The average length of stay (LOS) declined by 6.2 percent due to fewer high acuity patients requiring extended hospital stays, the report noted. However, average LOS was still high compared to last year and March 2020.

Rising patient volumes meant higher revenues in March. Gross operating revenue increased 14 percent from February, 6.6 percent since March 2021, and 35.1 percent from March 2020.

Hospitals also saw some relief in expenses last month. Total expense per adjusted discharge and non-labor expense per adjusted discharge both decreased 9 percent, while labor expense per adjusted discharge fell 8.3 percent.

However, total expenses and labor expenses were up by more than 10 percent compared to March 2021, the report noted.

Despite the recovering revenue figures, hospital margins remained negative in March for the third consecutive month. In March, the median Kaufman Hall Operating Margin Index was -2.43 percent but improved month-over-month, up from -3.99 percent in February.

The median change in operating margin increased by 32.7 percent from February to March and was up 85.6 percent compared to the start of the pandemic. However, the median change in operating margin was down 48.7 percent compared to March 2021.

Similarly, the median change in operating earnings before interest, taxes, depreciation, and amortization (EBITDA) margin increased 26.7 percent from February and 98.1 percent from March 2020. However, it declined 37.8 percent from March 2021.

Physician practices also saw positive financial gains during the first quarter of 2022, according to Kaufman Hall’s Physician Flash Report. The report reflected data from more than 100,000 employed physicians.

Median physician compensation per full-time equivalent (FTE) rose by 3.6 percent from the last quarter of 2021, driven by increased productivity. However, this increased productivity also led to a 5.8 percent quarter-over-quarter decline in physician compensation per work relative value unit (wRVU).

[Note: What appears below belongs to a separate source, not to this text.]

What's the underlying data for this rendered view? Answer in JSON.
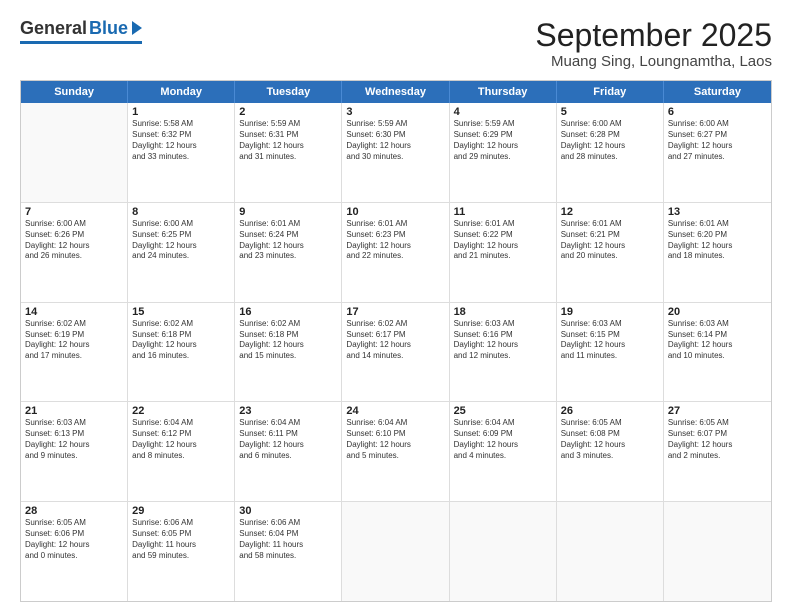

Like hospitals, higher patient volumes led to higher revenues for physicians. Net patient revenue per physician FTE rose 1 percent from Q4 2021 and was up by 9.6 percent year-over-year. But the 7.4 percent increase in productivity also led to a 6.5 percent decrease in net patient revenue per physician wRVU.

“Physician subsidies and expenses both reached two-year highs in the first quarter, and both metrics appear to be on an upward trajectory for the foreseeable future,” Matthew Bates, managing director and physician enterprise service line lead with Kaufman Hall, stated in the press release.

“At the same time, per-physician productivity and revenues had sizable increases. Physician leaders must continue to closely monitor these trends and identify opportunities for improvement to manage the cost curve going forward.”